When a producer first notices damage to growing crops, pictures or video should be taken of the entire damaged area.  Close-up pictures of individual plants may also be beneficial in showing detailed injury to the crop.  At this point, it is important that a producer has someone with experience in assessing crop injury take a look at the plants.  Agents with the Cooperative Extension Service or private crop consultants can be called to diagnose and document the injury.  These experts should be asked to give their written opinion as to the cause of the injury.  If chemical damage is suspected, plant samples should be taken and analyzed by a laboratory as soon as possible.
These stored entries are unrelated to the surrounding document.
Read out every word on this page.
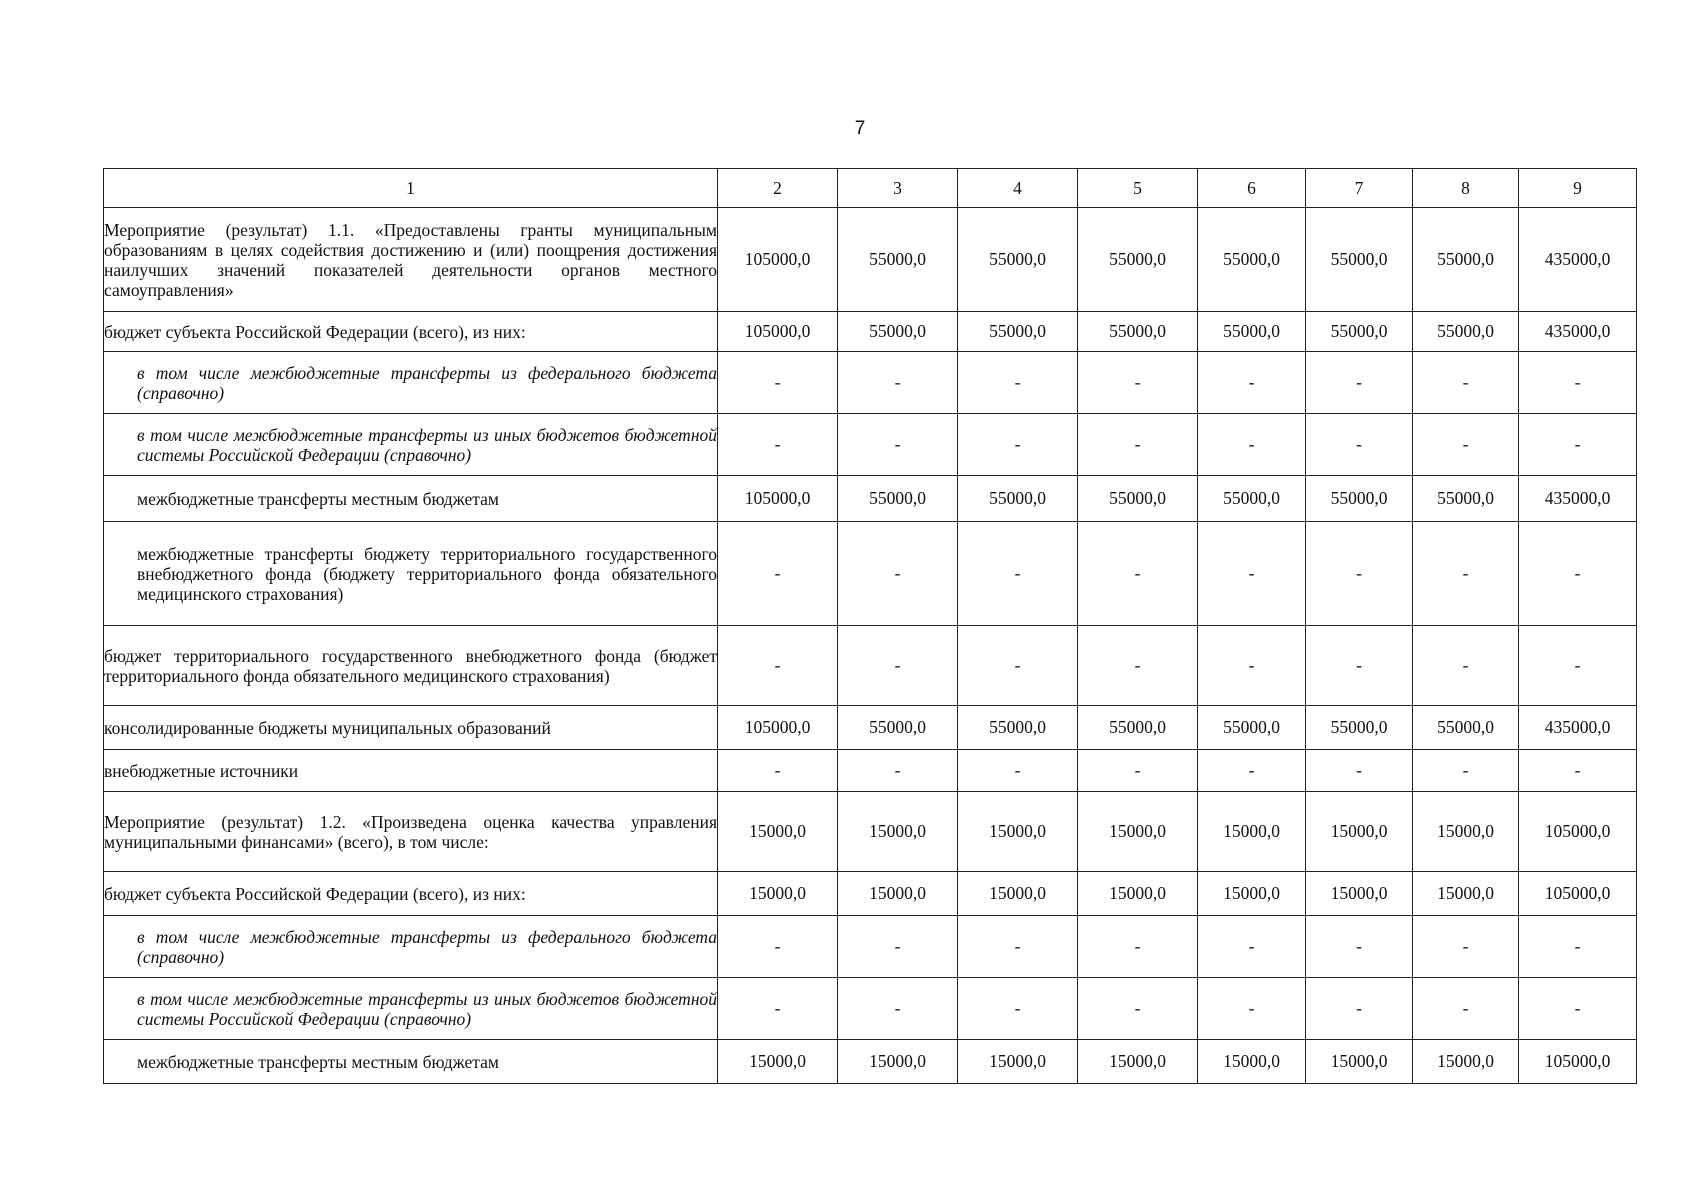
7
1	2	3	4	5	6	7	8	9
Мероприятие (результат) 1.1. «Предоставлены гранты муниципальным образованиям в целях содействия достижению и (или) поощрения достижения наилучших значений показателей деятельности органов местного самоуправления»	105000,0	55000,0	55000,0	55000,0	55000,0	55000,0	55000,0	435000,0
бюджет субъекта Российской Федерации (всего), из них:	105000,0	55000,0	55000,0	55000,0	55000,0	55000,0	55000,0	435000,0
в том числе межбюджетные трансферты из федерального бюджета (справочно)	-	-	-	-	-	-	-	-
в том числе межбюджетные трансферты из иных бюджетов бюджетной системы Российской Федерации (справочно)	-	-	-	-	-	-	-	-
межбюджетные трансферты местным бюджетам	105000,0	55000,0	55000,0	55000,0	55000,0	55000,0	55000,0	435000,0
межбюджетные трансферты бюджету территориального государственного внебюджетного фонда (бюджету территориального фонда обязательного медицинского страхования)	-	-	-	-	-	-	-	-
бюджет территориального государственного внебюджетного фонда (бюджет территориального фонда обязательного медицинского страхования)	-	-	-	-	-	-	-	-
консолидированные бюджеты муниципальных образований	105000,0	55000,0	55000,0	55000,0	55000,0	55000,0	55000,0	435000,0
внебюджетные источники	-	-	-	-	-	-	-	-
Мероприятие (результат) 1.2. «Произведена оценка качества управления муниципальными финансами» (всего), в том числе:	15000,0	15000,0	15000,0	15000,0	15000,0	15000,0	15000,0	105000,0
бюджет субъекта Российской Федерации (всего), из них:	15000,0	15000,0	15000,0	15000,0	15000,0	15000,0	15000,0	105000,0
в том числе межбюджетные трансферты из федерального бюджета (справочно)	-	-	-	-	-	-	-	-
в том числе межбюджетные трансферты из иных бюджетов бюджетной системы Российской Федерации (справочно)	-	-	-	-	-	-	-	-
межбюджетные трансферты местным бюджетам	15000,0	15000,0	15000,0	15000,0	15000,0	15000,0	15000,0	105000,0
Any producer facing significant crop injury should consider calling an experienced attorney.  An attorney should visit the field and view the damaged crop.  If a producer is under the impression that a particular product, such as a fertilizer, pesticide, or seed, caused the injury, notify the manufacturer of the product immediately as there are certain laws which may be applicable requiring prompt notice of potential damage.

Records of farming practices are also beneficial in the event that a crop is damaged and a lawsuit must be filed.  Purchase records of seed can be used to establish expected crop yield.  Documentation of seed variety as well as the purchase and application of chemicals and fertilizer will provide evidence that a producer has followed proper farming practices and demonstrate that crop damage or injury was not the result of improper action on the part of the producer.

It is further recommended that a producer keep copies of product labels and receipts demonstrating the purchase of chemicals, along with all written information provided to the producer that discusses the use or application of a chemical.  There have been documented cases where chemicals did not live up to their guarantees and, in reality, led to significant crop damage.  As a result, good record keeping can protect a farmer in the event that properly applied chemicals result in unexpected injury to growing crops.